Shuo Zhang, Yanlin Xie, Jiaxin Chen, Youfang Lin

Published: 2026, Last Modified: 27 Apr 2026IEEE Trans. Circuits Syst. Video Technol. 2026EveryoneRevisionsBibTeXCC BY-SA 4.0

Abstract: Light Field (LF) is extensively utilized for depth estimation tasks due to its rich structural information. However, real-world LF images often encounter reflective and transparent surfaces and the related regions contain depth information from the reflection and background layers, which can be modeled as dual-layer scenes. For the existing depth estimation frameworks, the constructed cost volume shows an aliasing bimodal distribution in dual-layer surfaces and further causes serious wrong depth results. In this paper, we propose a novel decoupling-and-aggregating strategy and develop a dual-layer depth estimation network for LF images with complex reflections. Specifically, we develop an adaptive cost volume decoupling module to separate both the background and reflection features from the aliasing cost volume. Light field angular-spatial information is sufficiently extracted to infer the effort of features in different dimensions to the background or reflection layer.

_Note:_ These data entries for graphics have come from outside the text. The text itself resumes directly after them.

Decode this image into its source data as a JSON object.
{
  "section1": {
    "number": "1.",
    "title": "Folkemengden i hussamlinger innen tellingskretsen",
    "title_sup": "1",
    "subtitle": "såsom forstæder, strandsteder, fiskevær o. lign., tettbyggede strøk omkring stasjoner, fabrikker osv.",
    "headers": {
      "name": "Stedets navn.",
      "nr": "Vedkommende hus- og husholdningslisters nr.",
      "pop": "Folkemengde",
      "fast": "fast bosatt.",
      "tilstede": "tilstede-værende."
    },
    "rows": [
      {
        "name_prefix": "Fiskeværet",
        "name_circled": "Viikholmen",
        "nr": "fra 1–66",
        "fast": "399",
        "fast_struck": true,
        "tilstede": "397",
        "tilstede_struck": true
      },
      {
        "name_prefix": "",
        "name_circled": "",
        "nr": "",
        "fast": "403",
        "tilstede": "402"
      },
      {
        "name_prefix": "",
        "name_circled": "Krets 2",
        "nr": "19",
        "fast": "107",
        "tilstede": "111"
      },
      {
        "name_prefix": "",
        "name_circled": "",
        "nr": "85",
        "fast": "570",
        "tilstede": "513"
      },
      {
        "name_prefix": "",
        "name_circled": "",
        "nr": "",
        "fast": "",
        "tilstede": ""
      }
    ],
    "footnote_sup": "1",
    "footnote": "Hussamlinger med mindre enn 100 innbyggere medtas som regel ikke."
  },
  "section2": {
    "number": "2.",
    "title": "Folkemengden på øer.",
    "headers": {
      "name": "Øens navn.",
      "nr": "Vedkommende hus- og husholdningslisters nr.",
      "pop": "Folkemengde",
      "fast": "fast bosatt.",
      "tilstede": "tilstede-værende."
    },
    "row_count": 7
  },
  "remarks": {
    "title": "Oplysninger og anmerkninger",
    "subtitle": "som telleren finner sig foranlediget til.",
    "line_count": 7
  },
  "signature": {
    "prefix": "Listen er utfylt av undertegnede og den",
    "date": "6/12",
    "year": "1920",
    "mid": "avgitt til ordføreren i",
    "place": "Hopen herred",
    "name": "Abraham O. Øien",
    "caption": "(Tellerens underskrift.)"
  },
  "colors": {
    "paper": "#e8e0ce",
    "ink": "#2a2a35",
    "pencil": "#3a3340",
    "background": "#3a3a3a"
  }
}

Additionally, we employ an iterative self-guided aggregating module with multi-stage supervision to aggregate two branches of cost volumes. The module applies the self-guided masks to regularize the distribution of cost volumes. Given the challenge of acquiring the ground truth disparity maps for the LF images under reflection scenes, we also construct a synthetic dataset with dual-layer properties. Our model is the first to introduce dual-layer scenes into the LF depth estimation task using an end-to-end deep neural network. It successfully separates the background and reflection layers and achieves accurate depth estimation results in both layers. Quantitative and qualitative experiment results on publicly available datasets demonstrate that our method performs better than other state-of-the-art methods.